A este respeito, o alcance do artigo 90.o, n.o 1, do Regulamento n.o 6/2002 não pode ser diferente do das outras disposições da secção 2 do título IX deste regulamento, uma vez que, como sublinha o advogado‑geral no n.o 50 das suas conclusões, o referido artigo 90.o, n.o 1, assim como os artigos 82.o a 89.o do referido regulamento, remete para as ações mencionadas no artigo 81.o do mesmo regulamento.

40

Tal interpretação deste artigo 90.o, n.o 1, responde, além disso, aos objetivos prosseguidos pelo Regulamento n.o 6/2002. Com efeito, é certo que, com a instituição de tribunais de desenhos e modelos comunitários em cada Estado‑Membro, o legislador da União pretendeu introduzir uma especialização dos órgãos jurisdicionais competentes em matéria de desenhos ou modelos comunitários, a fim de, como indica o considerando 28 deste regulamento, contribuir para o desenvolvimento de uma interpretação uniforme dos requisitos de validade destes últimos.

41

Todavia, embora a prossecução deste objetivo de interpretação uniforme seja inteiramente fundada no que respeita aos processos judiciais relativos ao mérito de ações de contrafação ou de declaração de nulidade, o legislador da União recordou também, no considerando 29 do Regulamento n.o 6/2002, que o exercício dos direitos conferidos por um desenho ou modelo deve ser garantido de modo eficaz em todo o território da União.
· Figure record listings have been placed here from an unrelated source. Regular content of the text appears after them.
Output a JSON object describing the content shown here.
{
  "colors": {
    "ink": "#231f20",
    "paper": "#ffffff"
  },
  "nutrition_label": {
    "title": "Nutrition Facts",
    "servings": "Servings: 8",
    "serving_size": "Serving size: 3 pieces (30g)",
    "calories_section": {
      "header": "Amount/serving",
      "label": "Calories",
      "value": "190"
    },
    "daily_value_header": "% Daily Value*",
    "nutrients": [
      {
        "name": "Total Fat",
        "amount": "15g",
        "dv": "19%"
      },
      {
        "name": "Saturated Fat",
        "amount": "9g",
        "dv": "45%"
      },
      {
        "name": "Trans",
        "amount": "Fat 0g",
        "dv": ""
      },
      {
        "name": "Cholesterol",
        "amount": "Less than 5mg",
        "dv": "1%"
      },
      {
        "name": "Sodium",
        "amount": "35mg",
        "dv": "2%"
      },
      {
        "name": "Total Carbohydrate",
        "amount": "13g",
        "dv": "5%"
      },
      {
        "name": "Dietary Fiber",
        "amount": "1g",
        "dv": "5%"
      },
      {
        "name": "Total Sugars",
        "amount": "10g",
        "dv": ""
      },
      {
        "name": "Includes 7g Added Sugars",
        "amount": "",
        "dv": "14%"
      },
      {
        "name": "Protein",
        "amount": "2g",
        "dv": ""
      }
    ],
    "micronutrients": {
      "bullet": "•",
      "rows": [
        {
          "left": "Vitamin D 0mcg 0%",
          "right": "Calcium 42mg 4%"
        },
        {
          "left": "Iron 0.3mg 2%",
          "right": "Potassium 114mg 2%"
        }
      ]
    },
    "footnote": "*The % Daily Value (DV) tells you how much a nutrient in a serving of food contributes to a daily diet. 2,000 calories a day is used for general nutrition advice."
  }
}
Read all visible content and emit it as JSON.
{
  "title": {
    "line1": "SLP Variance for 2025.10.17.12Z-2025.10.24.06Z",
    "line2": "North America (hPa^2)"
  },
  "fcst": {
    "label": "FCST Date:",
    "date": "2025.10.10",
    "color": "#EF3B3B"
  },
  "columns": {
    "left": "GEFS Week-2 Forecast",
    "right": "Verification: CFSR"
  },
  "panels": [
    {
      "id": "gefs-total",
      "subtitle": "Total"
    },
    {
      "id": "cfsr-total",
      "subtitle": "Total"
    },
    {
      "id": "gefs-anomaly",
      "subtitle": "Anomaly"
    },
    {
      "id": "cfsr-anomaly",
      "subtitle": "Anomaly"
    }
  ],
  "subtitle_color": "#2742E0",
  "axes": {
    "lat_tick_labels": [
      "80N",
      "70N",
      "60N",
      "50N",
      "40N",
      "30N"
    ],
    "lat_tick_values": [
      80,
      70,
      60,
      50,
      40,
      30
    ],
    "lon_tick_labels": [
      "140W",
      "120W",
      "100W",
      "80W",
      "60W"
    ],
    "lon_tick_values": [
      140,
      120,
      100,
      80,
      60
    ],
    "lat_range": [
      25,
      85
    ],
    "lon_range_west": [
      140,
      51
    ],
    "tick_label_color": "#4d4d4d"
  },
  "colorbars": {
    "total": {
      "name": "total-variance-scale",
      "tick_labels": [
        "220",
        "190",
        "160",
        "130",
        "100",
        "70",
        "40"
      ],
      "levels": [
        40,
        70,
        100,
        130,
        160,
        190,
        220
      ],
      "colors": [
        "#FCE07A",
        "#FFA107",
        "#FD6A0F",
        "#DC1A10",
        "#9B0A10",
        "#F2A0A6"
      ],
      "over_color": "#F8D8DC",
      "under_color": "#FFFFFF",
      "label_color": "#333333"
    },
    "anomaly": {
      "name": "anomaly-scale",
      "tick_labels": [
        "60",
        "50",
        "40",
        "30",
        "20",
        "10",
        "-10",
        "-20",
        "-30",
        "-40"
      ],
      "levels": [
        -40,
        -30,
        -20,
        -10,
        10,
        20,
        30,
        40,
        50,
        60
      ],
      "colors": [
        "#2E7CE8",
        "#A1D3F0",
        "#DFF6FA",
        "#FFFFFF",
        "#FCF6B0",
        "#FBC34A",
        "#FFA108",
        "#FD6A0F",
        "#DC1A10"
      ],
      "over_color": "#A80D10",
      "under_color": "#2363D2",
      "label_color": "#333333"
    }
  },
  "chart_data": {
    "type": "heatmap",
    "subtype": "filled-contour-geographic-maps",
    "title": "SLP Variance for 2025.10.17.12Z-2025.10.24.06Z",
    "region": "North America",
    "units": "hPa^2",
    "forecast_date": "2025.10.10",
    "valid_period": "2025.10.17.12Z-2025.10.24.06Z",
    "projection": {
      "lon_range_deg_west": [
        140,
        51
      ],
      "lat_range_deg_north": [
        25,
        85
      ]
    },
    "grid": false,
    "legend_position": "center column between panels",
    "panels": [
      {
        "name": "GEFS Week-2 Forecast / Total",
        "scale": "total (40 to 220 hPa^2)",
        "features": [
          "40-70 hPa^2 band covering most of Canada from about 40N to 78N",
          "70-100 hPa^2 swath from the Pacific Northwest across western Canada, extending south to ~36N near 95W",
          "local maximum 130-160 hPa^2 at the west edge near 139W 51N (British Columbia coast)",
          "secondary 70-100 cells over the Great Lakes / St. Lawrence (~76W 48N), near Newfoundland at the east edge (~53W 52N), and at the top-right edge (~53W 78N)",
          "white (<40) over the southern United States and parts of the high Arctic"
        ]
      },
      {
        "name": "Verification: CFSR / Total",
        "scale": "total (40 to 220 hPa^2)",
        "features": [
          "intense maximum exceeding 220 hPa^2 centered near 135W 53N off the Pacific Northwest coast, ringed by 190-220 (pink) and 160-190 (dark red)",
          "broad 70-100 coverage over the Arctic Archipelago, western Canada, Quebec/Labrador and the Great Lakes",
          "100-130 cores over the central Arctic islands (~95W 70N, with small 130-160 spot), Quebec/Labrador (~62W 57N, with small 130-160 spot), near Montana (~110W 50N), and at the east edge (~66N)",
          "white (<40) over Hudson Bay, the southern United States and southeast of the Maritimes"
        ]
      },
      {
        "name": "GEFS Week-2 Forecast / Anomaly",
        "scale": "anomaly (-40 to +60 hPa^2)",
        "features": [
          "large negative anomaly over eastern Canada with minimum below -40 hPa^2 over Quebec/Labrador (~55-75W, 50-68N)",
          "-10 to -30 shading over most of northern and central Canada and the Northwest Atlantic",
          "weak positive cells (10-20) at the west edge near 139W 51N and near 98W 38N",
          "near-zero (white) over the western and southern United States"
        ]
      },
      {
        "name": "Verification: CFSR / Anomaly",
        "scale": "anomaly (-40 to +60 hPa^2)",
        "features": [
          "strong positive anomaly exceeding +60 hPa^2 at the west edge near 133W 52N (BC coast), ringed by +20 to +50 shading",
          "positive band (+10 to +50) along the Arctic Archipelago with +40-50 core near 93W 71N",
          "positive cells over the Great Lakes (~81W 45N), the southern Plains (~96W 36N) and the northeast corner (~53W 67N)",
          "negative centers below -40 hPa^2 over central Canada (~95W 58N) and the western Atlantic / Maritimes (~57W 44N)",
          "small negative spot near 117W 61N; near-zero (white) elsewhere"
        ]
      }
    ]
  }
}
Por conseguinte, podia assegurar, relativamente aos pedidos de medidas provisórias e cautelares em matéria de contrafação ou de declaração de nulidade, que imperativos de proximidade e de eficácia prevalecessem sobre o objetivo de especialização.

42

A atribuição da competência para adotar tais medidas a qualquer órgão jurisdicional de um Estado‑Membro competente para adotar medidas da mesma natureza em relação a desenhos ou modelos nacionais é, assim, suscetível de fazer cessar rápida e eficazmente os atos que infrinjam os direitos de titulares de um desenho ou modelo comunitário.

43

Acresce que, o efeito dessas medidas provisórias e cautelares é, por natureza, limitado no tempo e a sua atribuição pelo órgão jurisdicional competente na matéria não pode antecipar a decisão da ação de contrafação ou de declaração de nulidade intentada quanto ao mérito, que é da competência exclusiva dos tribunais de desenhos e modelos comunitários.

44

Resulta de tudo o que precede que o artigo 90.o, n.o 1, do Regulamento n.o 6/2002 deve ser interpretado no sentido de que prevê que os tribunais dos Estados‑Membros competentes para ordenar medidas provisórias ou cautelares em relação a um desenho ou modelo nacional são igualmente competentes para ordenar tais medidas em relação a um desenho ou modelo comunitário.

Quanto às despesas

45

Revestindo o processo, quanto às partes na causa principal, a natureza de incidente suscitado perante o órgão jurisdicional de reenvio, compete a este decidir quanto às despesas. As despesas efetuadas pelas outras partes para a apresentação de observações ao Tribunal de Justiça não são reembolsáveis.

 

Pelos fundamentos expostos, o Tribunal de Justiça (Quarta Secção) declara:

 

O artigo 90.o, n.o 1, do Regulamento (CE) n.o 6/2002 do Conselho, de 12 de dezembro de 2001, relativo aos desenhos ou modelos comunitários, deve ser interpretado no sentido de que prevê que os tribunais dos Estados‑Membros competentes para ordenar medidas provisórias ou cautelares em relação a um desenho ou modelo nacional são igualmente competentes para ordenar tais medidas em relação a um desenho ou modelo comunitário.

 

Assinaturas


( *1 ) Língua do processo: neerlandês.